The app was created by a team of PTSD clinicians, app developers, and user interface experts (the usual suspects), but it was also co-designed by 80 veterans in a residential PTSD program at Veterans Affairs Department Trauma Recovery Program in Palo Alto, California. The vets’ personal input led to insights that would have never come to light without their inclusion.
For instance, veterans made it clear that their needs involved being guided through techniques similar to those that they would use with a therapist, as well as the ability to be reminded of those who support them in living healthy lives, such as family members and friends. In response, designers created features like “Manage Symptoms” and an opportunity to personalize the app with photos and music from vets’ smartphones, as well as a specialized contact list of people to call for help if they are experiencing symptoms.

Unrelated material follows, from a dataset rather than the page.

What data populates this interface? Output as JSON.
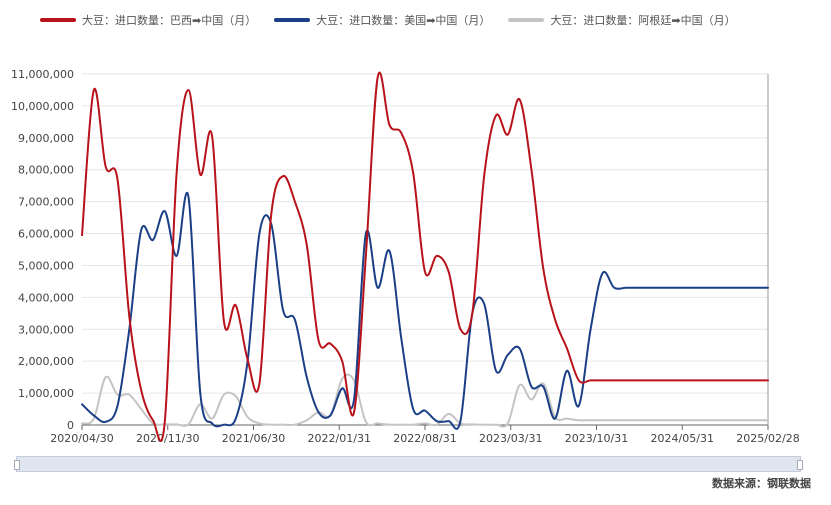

Vets also told the development team what they didn’t want on the app, including such features as GPS that share personal information, something that military training discourages.
While using downloads to track the effectiveness of an app like PTSD Coach isn’t a perfect metric, its 27,000 downloads in 53 countries does indicate a level of achievement in the world of endless apps. What this success should indicate to developers and agencies is that engagement with users’ needs — and users themselves — should always be part of the service-development process.